Wednesday, August 1, 2007

Investment Bubble 2 - Yen Carry Trade

Stock markets had surged over the past few years. One reason is the aplenty liquidity in the market. Other than the oil nations pumping in billion of dollars, there are people doing "Carry Trading" in the market. What am I talking about? Let me share in this short posting.

What is Carry Trade?
It is a situation when investors and speculators borrow a currency with low interest, such as Yen, to buy a higher returns assets such as equities, commodities or even currencies with higher interest. One classic example is the "Yen Carry Trade"

Why is Yen so popular?
Japan has for many years suffered from deflation. To stimulate growth and revive economy, they kept short-term interest rate at nearly 0%.
This low interest rate policy means ultra low borrowing cost.
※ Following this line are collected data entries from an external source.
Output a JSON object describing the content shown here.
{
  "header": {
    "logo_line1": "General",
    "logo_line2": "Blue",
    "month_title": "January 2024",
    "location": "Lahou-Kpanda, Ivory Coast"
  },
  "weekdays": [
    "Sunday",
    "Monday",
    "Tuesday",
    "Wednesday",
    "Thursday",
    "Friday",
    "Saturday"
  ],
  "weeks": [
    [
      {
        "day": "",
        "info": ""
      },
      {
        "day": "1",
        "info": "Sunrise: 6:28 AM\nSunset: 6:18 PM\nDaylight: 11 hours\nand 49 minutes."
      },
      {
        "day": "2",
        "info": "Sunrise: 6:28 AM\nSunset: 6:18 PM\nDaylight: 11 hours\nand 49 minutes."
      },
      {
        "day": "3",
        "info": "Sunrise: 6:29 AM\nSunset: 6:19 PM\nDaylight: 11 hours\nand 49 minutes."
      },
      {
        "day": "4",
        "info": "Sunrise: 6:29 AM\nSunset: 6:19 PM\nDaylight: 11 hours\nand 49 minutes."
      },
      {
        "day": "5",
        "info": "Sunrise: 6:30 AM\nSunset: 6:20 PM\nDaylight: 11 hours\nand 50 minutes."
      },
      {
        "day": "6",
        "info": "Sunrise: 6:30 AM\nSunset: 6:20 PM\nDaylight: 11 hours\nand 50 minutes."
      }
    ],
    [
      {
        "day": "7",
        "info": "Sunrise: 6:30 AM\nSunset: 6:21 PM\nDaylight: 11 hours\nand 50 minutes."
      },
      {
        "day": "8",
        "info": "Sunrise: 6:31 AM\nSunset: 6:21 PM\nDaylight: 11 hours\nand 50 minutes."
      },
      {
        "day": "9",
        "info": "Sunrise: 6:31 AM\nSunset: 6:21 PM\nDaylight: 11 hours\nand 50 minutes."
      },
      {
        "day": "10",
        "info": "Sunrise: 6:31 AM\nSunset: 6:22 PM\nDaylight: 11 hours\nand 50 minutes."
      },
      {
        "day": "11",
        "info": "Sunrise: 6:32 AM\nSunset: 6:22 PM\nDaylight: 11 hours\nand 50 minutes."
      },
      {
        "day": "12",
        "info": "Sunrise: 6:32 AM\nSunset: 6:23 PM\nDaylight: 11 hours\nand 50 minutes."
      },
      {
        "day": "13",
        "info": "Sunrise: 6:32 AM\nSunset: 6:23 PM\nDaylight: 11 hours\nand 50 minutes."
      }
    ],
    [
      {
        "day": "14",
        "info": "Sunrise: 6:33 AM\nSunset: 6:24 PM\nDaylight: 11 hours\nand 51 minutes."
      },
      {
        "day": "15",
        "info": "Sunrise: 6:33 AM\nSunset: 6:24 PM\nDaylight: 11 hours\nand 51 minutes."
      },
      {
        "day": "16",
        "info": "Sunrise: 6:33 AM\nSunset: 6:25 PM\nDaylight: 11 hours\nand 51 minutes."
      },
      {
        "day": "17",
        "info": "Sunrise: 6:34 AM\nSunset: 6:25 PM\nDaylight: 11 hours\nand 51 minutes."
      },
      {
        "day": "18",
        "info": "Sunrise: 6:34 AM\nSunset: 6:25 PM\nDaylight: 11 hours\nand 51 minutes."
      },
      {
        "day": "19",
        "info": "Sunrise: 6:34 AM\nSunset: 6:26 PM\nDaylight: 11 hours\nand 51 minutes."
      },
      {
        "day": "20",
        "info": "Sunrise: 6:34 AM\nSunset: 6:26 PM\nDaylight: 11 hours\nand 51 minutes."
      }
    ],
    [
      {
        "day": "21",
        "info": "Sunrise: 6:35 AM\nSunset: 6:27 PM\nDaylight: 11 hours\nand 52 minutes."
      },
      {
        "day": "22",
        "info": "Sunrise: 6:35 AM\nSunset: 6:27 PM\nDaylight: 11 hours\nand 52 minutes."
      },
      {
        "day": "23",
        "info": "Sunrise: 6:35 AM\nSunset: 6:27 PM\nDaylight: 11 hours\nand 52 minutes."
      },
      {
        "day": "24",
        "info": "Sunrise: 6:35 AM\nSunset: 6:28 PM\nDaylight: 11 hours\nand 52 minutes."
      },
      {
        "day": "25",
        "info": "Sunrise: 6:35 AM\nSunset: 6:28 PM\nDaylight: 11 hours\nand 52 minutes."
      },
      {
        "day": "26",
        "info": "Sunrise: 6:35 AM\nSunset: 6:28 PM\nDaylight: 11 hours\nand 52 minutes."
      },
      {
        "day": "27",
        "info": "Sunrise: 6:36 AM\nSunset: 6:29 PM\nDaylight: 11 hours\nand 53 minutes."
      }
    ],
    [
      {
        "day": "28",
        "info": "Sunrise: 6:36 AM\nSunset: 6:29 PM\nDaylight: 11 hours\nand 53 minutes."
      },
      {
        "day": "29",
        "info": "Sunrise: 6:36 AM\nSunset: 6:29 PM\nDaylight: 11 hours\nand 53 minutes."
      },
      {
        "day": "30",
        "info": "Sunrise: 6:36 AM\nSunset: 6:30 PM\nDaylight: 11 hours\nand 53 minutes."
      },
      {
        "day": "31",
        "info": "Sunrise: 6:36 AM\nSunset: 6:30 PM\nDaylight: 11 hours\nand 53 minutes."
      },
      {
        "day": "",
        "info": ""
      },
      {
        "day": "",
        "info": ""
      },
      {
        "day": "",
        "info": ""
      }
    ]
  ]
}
Hence investors all over the world flock to borrow the cheap Yen.

What can cause the carry trade to unwind?
If Yen appreciates sharply and abruptly for whatever reason or the Government decides to raise interest rate sharply in a short period of time.

What will happen if the Yen Carry Trade unwind?
When the Yen appreciates sharply, investors may be forced to sell the assets or currencies which they purchased with their borrowed Yen.

So whats the conclusion?
If there are no control on the Yen Carry Trade and for whatever reason the Yen changes direction and strengthens, it can cause a large global imbalance that could destablise the financial markets.
This risk is factored in the current stock market. Though we don't expect the Yen Carry Trade to unwind that soon, the risk is that it may happens anytime without warning.